When Border Force find migrants in amongst a load which is for human consumption they report the matter to the Food Standards Agency as a Food Incident. Remember they only check around 10% of trucks and those that are ‘cleaned’ by French staff, even if food, rarely make it to an FSA report.
Nearly 6,000 trucks a day pass through the channel ports en-route to the UK. Refrigerated vehicles make up around 15% of this flow. However, as the preferred host vehicle they make up more like 30% of the vehicles found with migrants on board.

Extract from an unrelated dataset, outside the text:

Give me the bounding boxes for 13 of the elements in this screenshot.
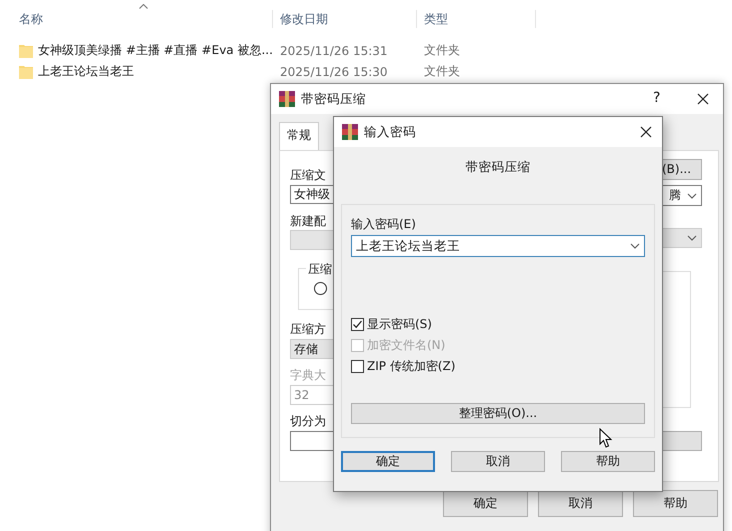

56,000 migrants in one year would be equivalent to around 10,000 trucks. Roughly 3,000 of these would have been carrying food so it would not be unreasonable to expect an equivalent number of migrant-related food incidents in the recent FSA report. You would be wrong. FSA reported just 300 food incidents in their recent report (https://www.food.gov.uk/sites/default/files/annualreportofincidents2017.pdf).
Oakland International based at Redditch are specialists at assessing loads that may have been contaminated by clandestine incursion. They work with major food brands to protect the food intended for your home. Oakland are one of the only fully accredited companies providing this service and, significantly, they assess loads in full isolation to prevent cross contamination. Last year Oakland handled 250 contaminated loads. It is estimated that 10,000 food loads were infected by stowaways last year.
There are many ‘back-street’ clean-up options. If migrants are found on board, many of the less scrupulous hauliers can be tempted not to report the matter to the customer, but instead to have the load cleaned-up in some way before attempting final UK delivery. The retailer is blissfully unaware of the situation and has no reason to doubt that the transport movement has not proceeded as intended. Often that delivery is successful. So how safe is the food in your fridge?